Diário de Notícias - 23 Fev 04

Famílias grandes perdem no abono
CARLA AGUIAR

O novo abono de família penaliza os agregados com mais filhos, mesmo que estes pertençam aos estratos mais desfavorecidos da sociedade. É, por exemplo, o caso de uma família com um rendimento equivalente ao salário mínimo (356 euros) e com três filhos, de 3 meses, 11 anos e 15 anos, que fica a perder 7 euros. A mesma família é ainda mais penalizada se tiver mais um filho de seis anos, sendo prejudicada em 17,32 euros, comparativamente ao regime anterior. Em contrapartida, é beneficiada em 34 euros no caso de ter apenas dois filhos, um dos quais com menos de um ano.

Estes exemplos contrariam o argumento usado por Bagão Félix para alterar o regime do abono de família. Em Agosto de 2003, quando a lei foi aprovada , o ministro da Segurança Social defendia que estas mudanças visavam «privilegiar as famílias de menores rendimentos e com maior número de filhos», argumentação que vem, aliás, no texto da lei. Mas o exercício de aplicação, de forma aleatória, da nova fórmula de cálculo desta prestação a famílias de composição e rendimentos distintos permite concluir que não é bem assim. Se é verdade que as famílias mais pobres até um determinado nível de rendimento baixo saem beneficiadas, as mais numerosas são, em regra, prejudicadas, tanto nos grupos de rendimentos baixos como nos médios ou altos, onde, pura e simplesmente, se perde o direito à prestação.

O problema, como ressalva a responsável da CGTP pela área da Segurança Social, Maria do Carmo Tavares, é que «o Governo está a tratar cidadãos da classe média e média-baixa como se fossem ricos, reduzindo-lhes direitos». Um exemplo disso parece resultar da apreciação do seguinte caso apontado por Maria do Carmo Tavares: uma família com rendimento mensal bruto de 1700 euros (340 contos) e com dois filhos recebia 84,35 euros no anterior regime e agora passa a receber 70 euros, ou seja, é penalizada em 14 euros. A perda é ainda mais expressiva se em causa estiver um típico casal de classe média-baixa portuguesa, com um rendimento bruto global de 2500 euros e um filho de 5 meses, que fica prejudicado em 37 euros.
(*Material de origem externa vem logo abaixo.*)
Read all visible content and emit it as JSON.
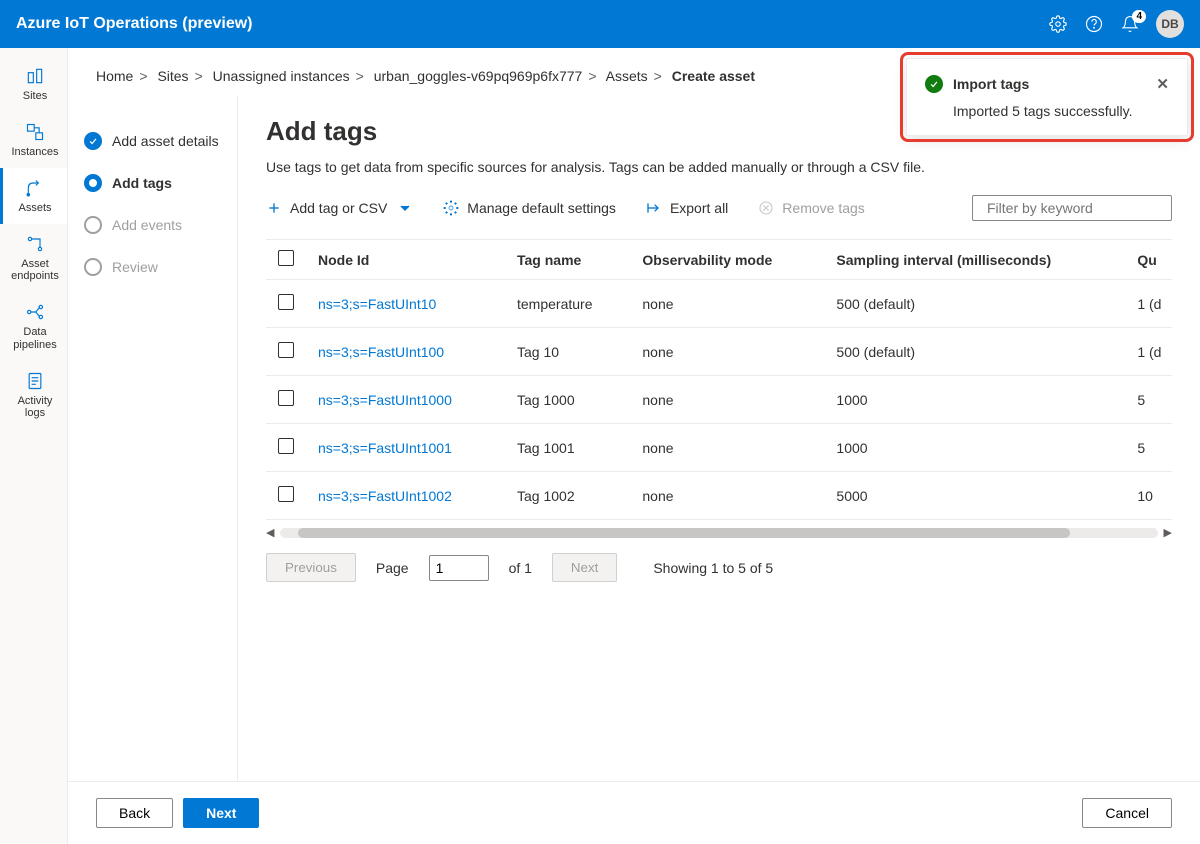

O aumento do número de escalões de rendimento, de quatro para cinco, e a menor valorização que o novo regime atribui ao terceiro filho e seguintes são as duas grandes razões que justificam tamanhas diferenças no valor da prestação. E explicam, em particular, a penalização das famílias mais numerosas.

Enquanto o regime aprovado pelo governo socialista reforçava fortemente a prestação a partir do terceiro filho, o mesmo não acontece na actual legislação. No escalão mais baixo de rendimentos, o antigo regime pagava 26,76 euros euros até aos dois filhos, mas esse valor pulava para 40 euros a partir de um terceiro filho.

POBRES COM MAIS FILHOS Estatísticas da Segurança Social referentes a Julho de 2003 mostram que metade das famílias com três e mais filhos têm rendimentos iguais ou inferiores a 1,5 salários mínimos. Ao penalizar as famílias mais numerosas, são abrangidas também muitas famílias de baixos recursos.

A maioria (74%) dos descendentes subsidiados tinham entre 2 e 16 anos de idade, sendo que a idade média dos descendentes com subsídio foi de 10 anos. O peso dos primeiros e segundos descendentes no total em 2002 foi de 85%, enquanto as crianças abaixo de um ano só representam 8,8% do total.